Cryptocurrency and tax challenges

Cryptocurrencies have been in the news lately, as tax authorities believe they can be used to launder money and evade tax. Even the Supreme Court has appointed a special Investigative Panel on Black Money to recommend trading in such currency. Although China has been banned by some of the largest Bitcoin trading operators, countries such as the US and Canada have laws that restrict cryptocurrency trading.

What is Cryptocurrency?

Cryptocurrency, as the name implies, uses encrypted codes to perform a transaction. These codes are recognized by other computers in the user community. Instead of using paper money, an online account is updated with regular accounting entries. The buyer's account is debited and the seller's account is billed in that currency.

How Do Cryptocurrency Transactions Work?

When a transaction is initiated by a user, his or her computer sends a common password or public key that interacts with the recipient's personal password. If the recipient accepts the transaction, the initiating computer connects a piece of block to a few such encrypted codes that are known to each user in the network. & # 39; Miners & # 39; Customers called additional code can add cryptographic puzzles to the shared blockchain and gain more cryptocurrency during this time. Once a miner approves an operation, the mark on the block cannot be changed or deleted.

BitCoin, for example, can also be used on mobile devices for shopping. All you have to do is allow the recipient to scan a QR code from an application on your smartphone or face them using Near Field Communication (NFC). Note that this is very similar to regular online wallets like PayTM or MobiQuick.

Die-hard users swear by BitCoin's decentralized nature, international acceptance, anonymity, transaction continuity and data security. Unlike paper currency, no Central Bank monitors inflationary pressures on cryptocurrency. Transaction books are stored on the Peer-to-Peer network. This means that each computer chip and database copies of computing power are stored in each such node on the network. Banks, on the other hand, store operational information in central deposits held by the firm's hired individuals.

How can Cryptocurrency be used for money laundering?

Lack of control over cryptocurrency transactions by central banks or tax authorities means that transactions cannot always be labeled with a specific person. We do not know if this tractor is legally acquired. The Transactor's shop is also in doubt because nobody knows what currency is taken into account.

What does the Indian Law say about such virtual currencies?

Virtual Currencies or cryptocurrencies are generally viewed as application pieces and are therefore classified under the Goods Sales Act of 1930.

They can be used for sale or purchase, as well as good, indirect taxes, such as GST on the services provided by the miners.

There is still some confusion as to whether cryptocurrencies in India are currency-friendly, and RBI, which has powers over clearing and payment systems and prepaid negotiation tools, of course, does not permit trading through this exchange.

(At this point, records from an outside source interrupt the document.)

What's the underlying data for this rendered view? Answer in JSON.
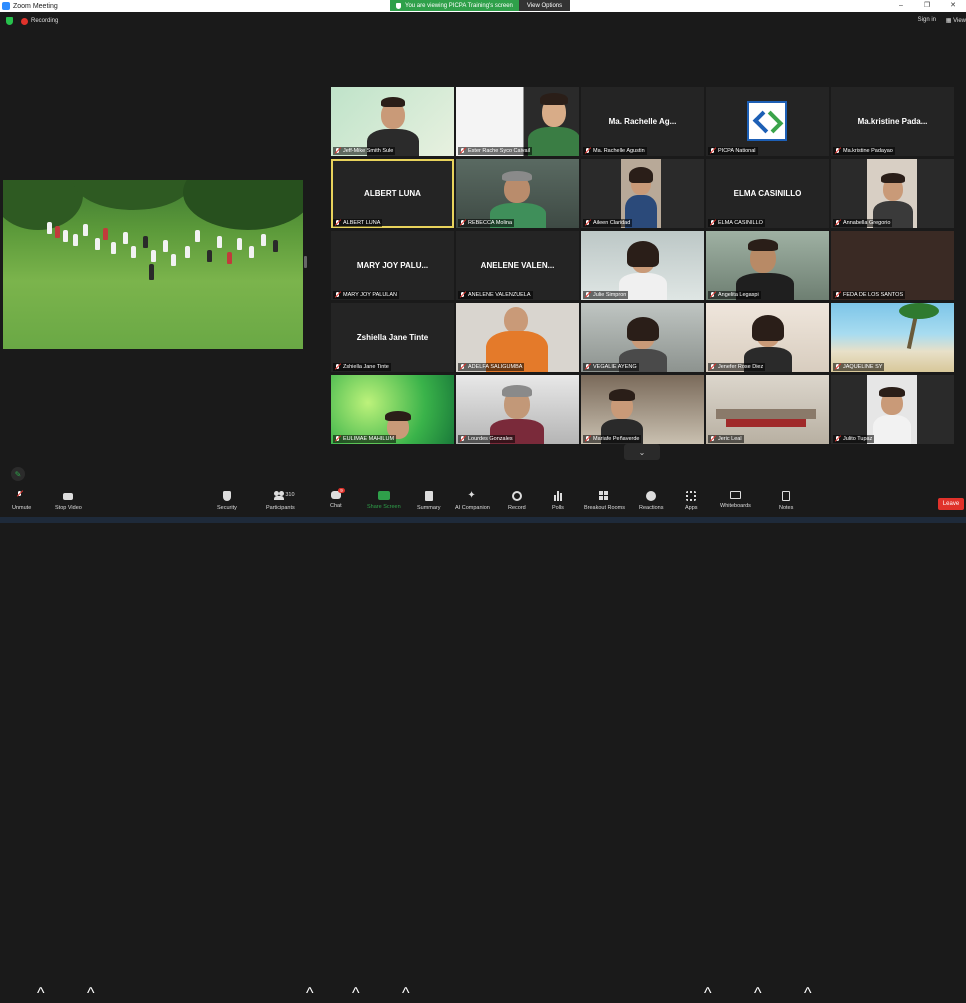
{
  "window": {
    "title": "Zoom Meeting"
  },
  "banner": {
    "message": "You are viewing PICPA Training's screen",
    "view_options": "View Options"
  },
  "status": {
    "recording": "Recording"
  },
  "header": {
    "sign_in": "Sign in",
    "view": "View"
  },
  "tiles": [
    {
      "name": "Jeff-Mike Smith Sule",
      "big": ""
    },
    {
      "name": "Ester Rache  Syco Caivail",
      "big": ""
    },
    {
      "name": "Ma. Rachelle Agustin",
      "big": "Ma. Rachelle Ag..."
    },
    {
      "name": "PICPA National",
      "big": ""
    },
    {
      "name": "Ma.kristine Padayao",
      "big": "Ma.kristine  Pada..."
    },
    {
      "name": "ALBERT LUNA",
      "big": "ALBERT LUNA"
    },
    {
      "name": "REBECCA Molina",
      "big": ""
    },
    {
      "name": "Aileen Claridad",
      "big": ""
    },
    {
      "name": "ELMA CASINILLO",
      "big": "ELMA CASINILLO"
    },
    {
      "name": "Annabella Gregorio",
      "big": ""
    },
    {
      "name": "MARY JOY PALULAN",
      "big": "MARY JOY PALU..."
    },
    {
      "name": "ANELENE VALENZUELA",
      "big": "ANELENE  VALEN..."
    },
    {
      "name": "Julie Simpron",
      "big": ""
    },
    {
      "name": "Angelita Legaspi",
      "big": ""
    },
    {
      "name": "FEDA DE LOS SANTOS",
      "big": ""
    },
    {
      "name": "Zshiella Jane Tinte",
      "big": "Zshiella Jane Tinte"
    },
    {
      "name": "ADELFA SALIGUMBA",
      "big": ""
    },
    {
      "name": "VEGALIE AYENG",
      "big": ""
    },
    {
      "name": "Jenefer Rose Diez",
      "big": ""
    },
    {
      "name": "JAQUELINE SY",
      "big": ""
    },
    {
      "name": "EULIMAE MAHILUM",
      "big": ""
    },
    {
      "name": "Lourdes Gonzales",
      "big": ""
    },
    {
      "name": "Mariafe Peñaverde",
      "big": ""
    },
    {
      "name": "Jeric Leal",
      "big": ""
    },
    {
      "name": "Julito Tupaz",
      "big": ""
    }
  ],
  "toolbar": {
    "unmute": "Unmute",
    "stop_video": "Stop Video",
    "security": "Security",
    "participants": "Participants",
    "participant_count": "310",
    "chat": "Chat",
    "chat_badge": "9",
    "share_screen": "Share Screen",
    "summary": "Summary",
    "ai_companion": "AI Companion",
    "record": "Record",
    "polls": "Polls",
    "breakout_rooms": "Breakout Rooms",
    "reactions": "Reactions",
    "apps": "Apps",
    "whiteboards": "Whiteboards",
    "notes": "Notes",
    "leave": "Leave"
  },
  "colors": {
    "accent_green": "#2fa04a",
    "leave_red": "#e0322b",
    "active_speaker": "#e8d35c"
  }
}
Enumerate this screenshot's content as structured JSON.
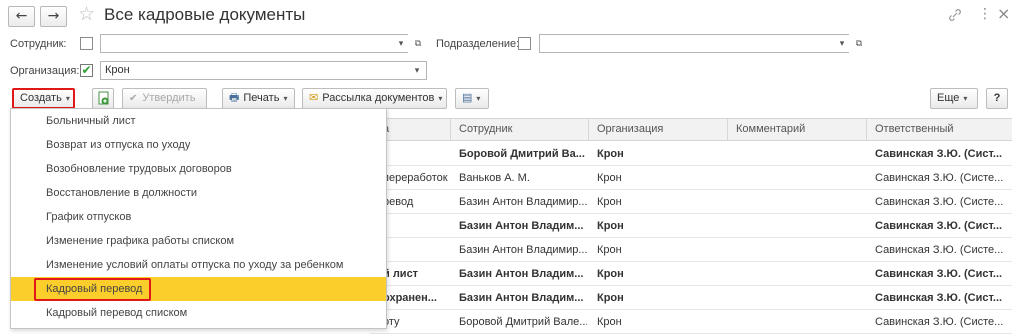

Any cryptocurrencies acquired by a resident in India will thus be subject to the Foreign Currency Management Act 1999, as it imports goods into that country.

India has allowed BitCoins to trade with tax evasion or money laundering activities and special safeguards to comply with your customer's standards in Private Exchange transactions. These exchanges include Zebpay, Unocoin and Coinsecure.

For example, those investing in BitCoins are responsible for the dividends earned.

Capital gains resulting from the sale of securities related to virtual currencies also need to be taxed as income and then require the submission of IT documents online.

If you have a large investment in this currency, it's better to get personalized tax help. Online platforms have long simplified the tax compliance process.